Russia Beyond: INSIDE the cockpits of legendary Soviet planes (PHOTOS). “Many people dream of sitting in the cockpit of a plane. But what about the cockpit of historical aircraft? Now it’s possible even online thanks to Sasha Gentsis’ ‘Ruling the Skies’ photo project. Gentsis took some incredible shots of the inside of rare aircraft from the collection of the Central Museum of the Russian Air Force.”
9to5 Google: Google Takeout now lets you select Photos albums for direct Flickr, OneDrive transfer. “Google Takeout has long let users export and download local copies of their data. With the Data Transfer Project, Google made it so that you could directly move an image library to a third-party service. Google Takeout now lets you select specific Photos albums to transfer.”
SeaCoastOnline: UMaine marine geologist archives change in Maine landscapes. “Every year since 1982, Joseph Kelley captured photos of the fastest deteriorating portion of Maine’s coast, located in Camp Ellis, for use in his work as a state marine geologist, and research and teaching at the University of Maine. Later this fall, the public will have the opportunity to view decades of geologic transformation captured in the images taken of the Saco-area shoreline, as well as thousands of others depicting dramatic changes in Maine’s coastal vistas.”

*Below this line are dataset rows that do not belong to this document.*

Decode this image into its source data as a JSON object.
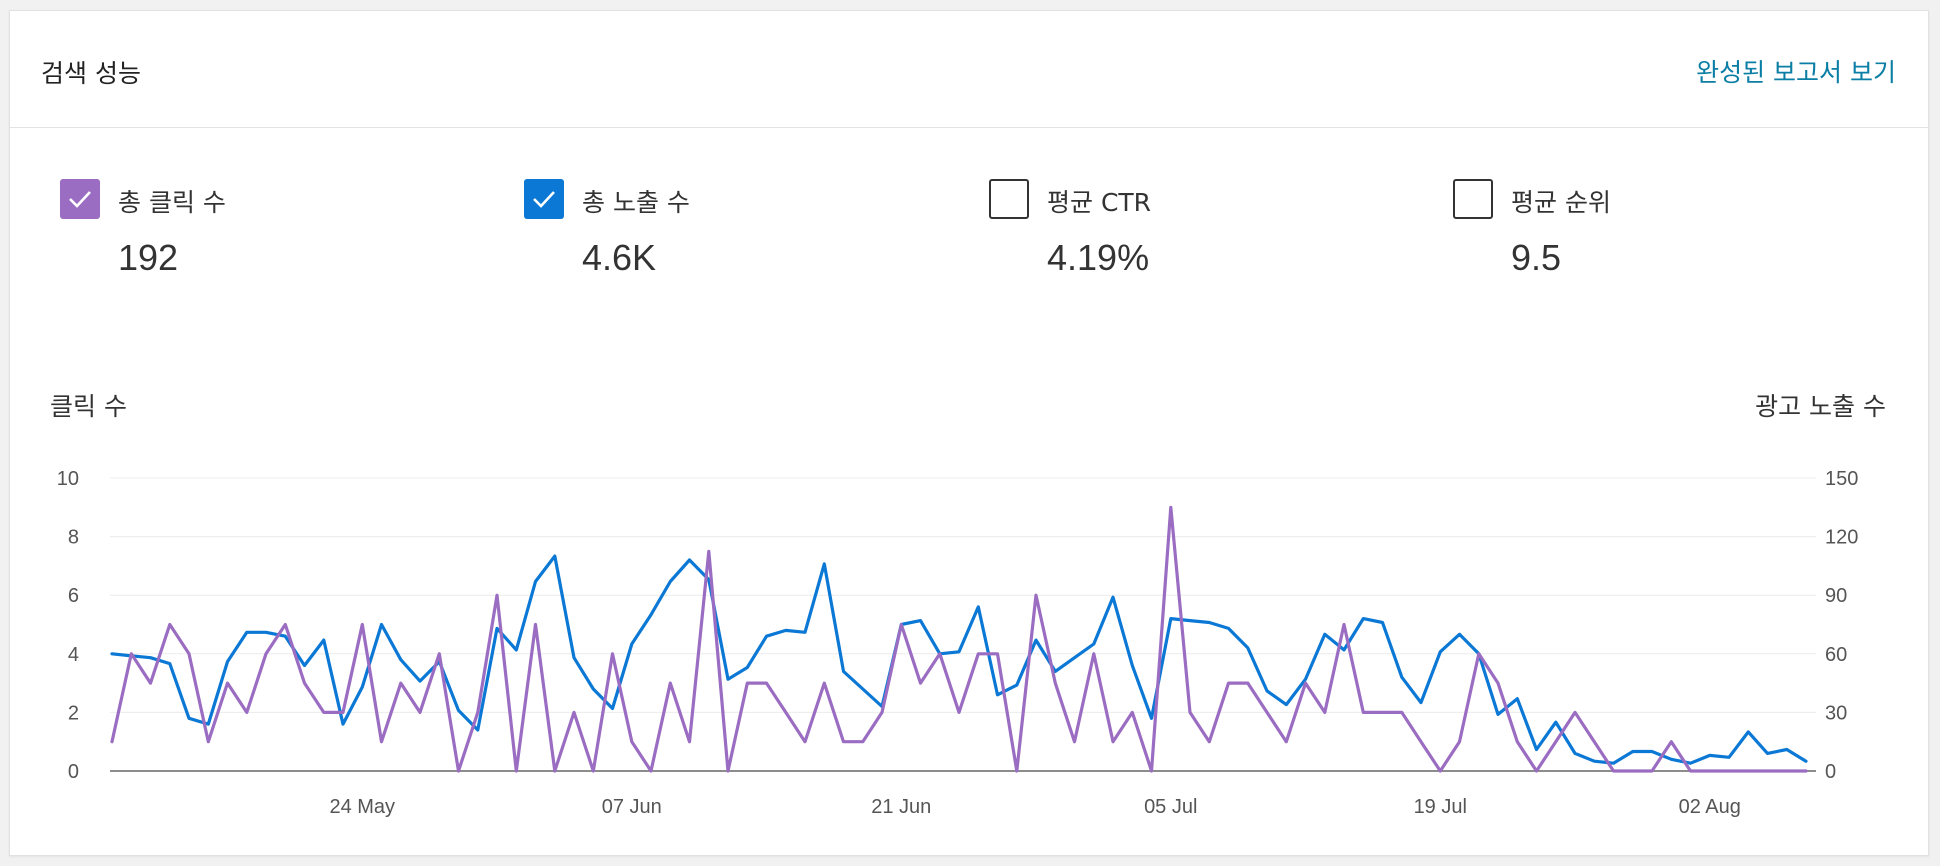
{
  "header": {
    "title": "검색 성능",
    "report_link": "완성된 보고서 보기"
  },
  "metrics": [
    {
      "label": "총 클릭 수",
      "value": "192",
      "checked": true,
      "color": "#9b6dc2"
    },
    {
      "label": "총 노출 수",
      "value": "4.6K",
      "checked": true,
      "color": "#0a78d4"
    },
    {
      "label": "평균 CTR",
      "value": "4.19%",
      "checked": false,
      "color": "#333333"
    },
    {
      "label": "평균 순위",
      "value": "9.5",
      "checked": false,
      "color": "#333333"
    }
  ],
  "chart_data": {
    "type": "line",
    "left_axis_title": "클릭 수",
    "right_axis_title": "광고 노출 수",
    "left_ticks": [
      "0",
      "2",
      "4",
      "6",
      "8",
      "10"
    ],
    "right_ticks": [
      "0",
      "30",
      "60",
      "90",
      "120",
      "150"
    ],
    "ylim_left": [
      0,
      10
    ],
    "ylim_right": [
      0,
      150
    ],
    "x_start": "2024-05-11",
    "x_tick_labels": [
      "24 May",
      "07 Jun",
      "21 Jun",
      "05 Jul",
      "19 Jul",
      "02 Aug"
    ],
    "grid": true,
    "series": [
      {
        "name": "총 클릭 수",
        "axis": "left",
        "color": "#9b6dc2",
        "values": [
          1,
          4,
          3,
          5,
          4,
          1,
          3,
          2,
          4,
          5,
          3,
          2,
          2,
          5,
          1,
          3,
          2,
          4,
          0,
          2,
          6,
          0,
          5,
          0,
          2,
          0,
          4,
          1,
          0,
          3,
          1,
          7.5,
          0,
          3,
          3,
          2,
          1,
          3,
          1,
          1,
          2,
          5,
          3,
          4,
          2,
          4,
          4,
          0,
          6,
          3,
          1,
          4,
          1,
          2,
          0,
          9,
          2,
          1,
          3,
          3,
          2,
          1,
          3,
          2,
          5,
          2,
          2,
          2,
          1,
          0,
          1,
          4,
          3,
          1,
          0,
          1,
          2,
          1,
          0,
          0,
          0,
          1,
          0,
          0,
          0,
          0,
          0,
          0,
          0
        ]
      },
      {
        "name": "총 노출 수",
        "axis": "right",
        "color": "#0a78d4",
        "values": [
          60,
          59,
          58,
          55,
          27,
          24,
          56,
          71,
          71,
          69,
          54,
          67,
          24,
          43,
          75,
          57,
          46,
          56,
          31,
          21,
          73,
          62,
          97,
          110,
          58,
          42,
          32,
          65,
          80,
          97,
          108,
          98,
          47,
          53,
          69,
          72,
          71,
          106,
          51,
          42,
          33,
          75,
          77,
          60,
          61,
          84,
          39,
          44,
          67,
          51,
          58,
          65,
          89,
          54,
          27,
          78,
          77,
          76,
          73,
          63,
          41,
          34,
          47,
          70,
          62,
          78,
          76,
          48,
          35,
          61,
          70,
          60,
          29,
          37,
          11,
          25,
          9,
          5,
          4,
          10,
          10,
          6,
          4,
          8,
          7,
          20,
          9,
          11,
          5
        ]
      }
    ]
  }
}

Humanities Commons: Passenger Pigeon Manifesto. “Even though most of our tangible cultural heritage has not been digitised yet, a process greatly hindered by the lack of resources for professionals, we could already have much to look at online. In reality, a significant portion of already digitised historical photos is not available freely to the public – despite being in the public domain. We might be able to see thumbnails or medium sized previews scattered throughout numerous online catalogs but most of the time we don’t get to see them in full quality and detail. In general, they are hidden, the memory of their existence slowly going extinct. The knowledge and efforts of these institutions are crucial in tending our cultural landscape but they cannot become prisons to our history. Instead of claiming ownership, their task is to provide unrestricted access and free use. Cultural heritage should not be accessible only for those who can afford paying for it.”